Here are my thoughts:

1/ As rough as the whole situation is, did you really want to spend the rest of your life with a liar and a cheat?

2/ Don't give up on your daughter. Phone her once a week (or whatever seems right to you) to ask how she and the children are? Politely refuse to discuss him?

3/ You have your job. Concentrate on making it work. It gives you a starting point.

4/ Do something nice for yourself (and someone else if you can) every day. Ithink it mightmake you feel better.

5/ Decide that you will spendYOUR ENERGYonYOU -and your future.

6/ Enjoy your FREEDOM.

These are just my thoughts. I wish you well, Jodi.

Jodi Hill
@jodi-hill
3 years ago
89 posts

thank you everyone for your replies. I am trying hard to NOT think about what he did to me but some day's I wake up and it's just there and then it puts me in a foul mood and I start to cry.

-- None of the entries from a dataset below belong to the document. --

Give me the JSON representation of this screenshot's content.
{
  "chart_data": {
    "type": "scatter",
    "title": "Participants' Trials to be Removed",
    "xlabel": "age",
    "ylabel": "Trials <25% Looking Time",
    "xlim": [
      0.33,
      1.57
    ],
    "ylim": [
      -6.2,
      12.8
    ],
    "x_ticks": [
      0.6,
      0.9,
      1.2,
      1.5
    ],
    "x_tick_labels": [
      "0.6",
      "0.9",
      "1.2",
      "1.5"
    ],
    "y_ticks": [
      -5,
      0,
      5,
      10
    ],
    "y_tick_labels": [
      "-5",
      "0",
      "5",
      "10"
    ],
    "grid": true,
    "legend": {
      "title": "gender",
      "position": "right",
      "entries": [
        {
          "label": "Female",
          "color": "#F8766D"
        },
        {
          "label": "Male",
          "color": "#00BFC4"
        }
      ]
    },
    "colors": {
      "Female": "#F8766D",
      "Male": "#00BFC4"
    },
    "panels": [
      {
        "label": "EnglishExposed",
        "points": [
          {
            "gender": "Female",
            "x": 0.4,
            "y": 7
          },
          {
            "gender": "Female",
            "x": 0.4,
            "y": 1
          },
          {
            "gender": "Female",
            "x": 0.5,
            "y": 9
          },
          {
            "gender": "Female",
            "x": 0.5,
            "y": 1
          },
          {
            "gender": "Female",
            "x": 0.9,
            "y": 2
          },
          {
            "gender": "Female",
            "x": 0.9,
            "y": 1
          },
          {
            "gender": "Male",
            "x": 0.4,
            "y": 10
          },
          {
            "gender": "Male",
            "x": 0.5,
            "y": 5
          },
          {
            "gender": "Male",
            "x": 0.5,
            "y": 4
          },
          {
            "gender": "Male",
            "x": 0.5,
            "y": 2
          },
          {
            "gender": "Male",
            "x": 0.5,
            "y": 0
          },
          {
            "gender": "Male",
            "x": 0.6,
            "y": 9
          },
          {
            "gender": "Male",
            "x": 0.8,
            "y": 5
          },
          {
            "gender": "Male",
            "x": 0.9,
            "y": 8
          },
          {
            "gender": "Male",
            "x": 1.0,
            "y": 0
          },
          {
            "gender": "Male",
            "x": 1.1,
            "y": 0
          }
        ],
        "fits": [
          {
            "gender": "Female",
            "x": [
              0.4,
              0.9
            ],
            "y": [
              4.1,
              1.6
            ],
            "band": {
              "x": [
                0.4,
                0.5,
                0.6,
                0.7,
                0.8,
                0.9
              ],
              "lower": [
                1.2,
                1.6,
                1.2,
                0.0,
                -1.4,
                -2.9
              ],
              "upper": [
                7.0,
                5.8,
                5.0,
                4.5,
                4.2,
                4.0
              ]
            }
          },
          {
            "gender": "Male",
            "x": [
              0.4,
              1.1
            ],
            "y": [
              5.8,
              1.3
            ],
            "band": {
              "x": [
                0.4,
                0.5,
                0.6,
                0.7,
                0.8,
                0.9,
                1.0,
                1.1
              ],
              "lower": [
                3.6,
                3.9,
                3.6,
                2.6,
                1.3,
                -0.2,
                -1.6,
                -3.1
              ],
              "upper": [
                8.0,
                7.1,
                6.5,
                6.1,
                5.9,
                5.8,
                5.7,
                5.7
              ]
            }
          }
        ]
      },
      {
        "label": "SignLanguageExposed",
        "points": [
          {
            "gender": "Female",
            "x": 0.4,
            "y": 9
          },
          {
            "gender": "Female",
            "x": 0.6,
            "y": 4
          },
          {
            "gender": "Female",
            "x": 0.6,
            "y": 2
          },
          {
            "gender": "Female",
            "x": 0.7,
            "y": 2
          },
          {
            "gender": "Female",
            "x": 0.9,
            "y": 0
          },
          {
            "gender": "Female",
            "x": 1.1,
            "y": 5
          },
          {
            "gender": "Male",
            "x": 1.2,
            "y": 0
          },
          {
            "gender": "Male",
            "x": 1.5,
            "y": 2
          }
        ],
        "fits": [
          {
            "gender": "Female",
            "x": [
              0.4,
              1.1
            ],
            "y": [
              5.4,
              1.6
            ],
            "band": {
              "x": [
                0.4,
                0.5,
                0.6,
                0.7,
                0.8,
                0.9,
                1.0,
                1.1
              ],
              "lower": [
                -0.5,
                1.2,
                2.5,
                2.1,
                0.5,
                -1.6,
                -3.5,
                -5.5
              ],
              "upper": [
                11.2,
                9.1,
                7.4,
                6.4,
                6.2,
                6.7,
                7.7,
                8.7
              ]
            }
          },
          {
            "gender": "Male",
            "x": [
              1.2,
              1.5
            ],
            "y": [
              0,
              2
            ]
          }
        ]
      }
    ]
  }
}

I just will never understand how someone like that gets away with hurting other's so badly. He no sooner left for another state and got a job and will be moving into a place of his own shortly in order that he can bring his Russian woman over for the holiday's to spend with him. My daughter seems to think he's an amazing man only due to he send's her text messages telling her how he doesn't think it's right how her father in law talks to her and her husband does nothing about it. She doesn't seem to care how badly he hurt me.

I read back through all of my journals that I had kept for 14 years just to realize that this man had been messing around on me for most of those years and although I was keep a log of that and my suspicions it appears my eyes were closed to it all until I found those pics of him with that woman on his phone is when it all blew up. I have my job as stressful as it is but it's what I have right now. It just angers me that he walks around with his head held high as if he never did anything wrong while I still hurt from everything he did to me and knowing he is in a "relationship" with this other woman who knew he was married but carried on anyway with him and even went so far as to go on my facebook page and call me horrible names making fun of me and I'm about to end a year and start off a new year alone with nobody to share my life with..I have never been one to like being alone for very long and for me it's been many months of loneliness and I hate it..I tried telling my mom that the longer I am alone and have no soul mate to share everything with the more upset I become..

I'm just not sure how to get out from under it all to move on. I do know that I did nothing wrong to warrant this man to do what he did to me. If he was so unhappy he could have left at any time instead of putting me through years of this stuff. How does someone like that keep getting away with it? How do I learn to trust again and open my heart to allow another man in when I fear that it will happen to me all over again?